Las principales necesidades que se expresaban en estas instancias tenían que ver con “ser más independientes, que la familia y entorno entendieran el proceso que se vive, que a pesar de las crisis, de los fármacos que toman, son jóvenes como todos, que quieren vivir y desarrollarse como personas”, añade Rosa Santoro.

Asimismo, nuestro Departamento Social también ha impulsado grupos de participación y en la actualidad existe un grupo de adolescentes funcionando en el CEDEI, desde 2019.

“Partieron realizando actividades recreativas y proyectos, pero la pandemia los llevó a seguir en modalidad virtual.

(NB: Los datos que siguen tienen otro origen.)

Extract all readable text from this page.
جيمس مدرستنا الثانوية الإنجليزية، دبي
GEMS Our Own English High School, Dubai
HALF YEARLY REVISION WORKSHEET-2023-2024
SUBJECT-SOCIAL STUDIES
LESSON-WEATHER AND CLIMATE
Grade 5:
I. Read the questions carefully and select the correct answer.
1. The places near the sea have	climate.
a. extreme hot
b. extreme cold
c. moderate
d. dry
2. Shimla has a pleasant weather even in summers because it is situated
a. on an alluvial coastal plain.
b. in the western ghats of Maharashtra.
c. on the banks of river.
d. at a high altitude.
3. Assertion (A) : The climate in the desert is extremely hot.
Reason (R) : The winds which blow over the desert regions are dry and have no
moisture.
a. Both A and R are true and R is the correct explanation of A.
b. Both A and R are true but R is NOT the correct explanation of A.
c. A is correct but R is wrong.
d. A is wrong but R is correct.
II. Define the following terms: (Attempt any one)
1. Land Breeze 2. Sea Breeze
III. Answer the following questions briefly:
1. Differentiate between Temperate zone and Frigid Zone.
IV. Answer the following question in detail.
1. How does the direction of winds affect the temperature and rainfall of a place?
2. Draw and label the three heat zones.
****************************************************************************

Pero eso no los desanimó y siguieron juntándose todas las semanas”, explica la psicopedagoga del Centro y coordinadora del grupo, Denisse Droguett.

Javiera Delgado (20) tiene epilepsia desde los 12 años y junto con asistir a programas terapéuticos en el CEDEI se unió a este grupo de jóvenes. “Participar realmente me ayudó mucho a sociabilizar, me divertí un montón, me reí y eso es algo muy agradable, fue una hermosa experiencia”, cuenta.

Hanrry también participó del grupo y valora la instancia por ser un lugar donde existe un trato igualitario, donde “no hacen diferencias”.

“El hecho de compartir algo en común me hacía sentir muy cómodo, además que era muy entretenido”, agrega.

Sin duda que las complejidades que presenta para un adolescente enfrentar un diagnóstico de epilepsia pueden afectar su calidad de vida, por ello es tan importante que la familia tome un rol proactivo, que vaya guiando a este joven, entregándole cada vez más seguridad con información y educación en epilepsia, pero a su vez, asumiendo que ya dejaron de ser esos niños que antes dependían completamente de sus cuidadores.

* Stefanidou, M., Greenlaw, C., & Douglass, L. (2020). Mental Health issues in transition-age adolescents and young adults with epilepsy. Seminars in Pediatric Neurology.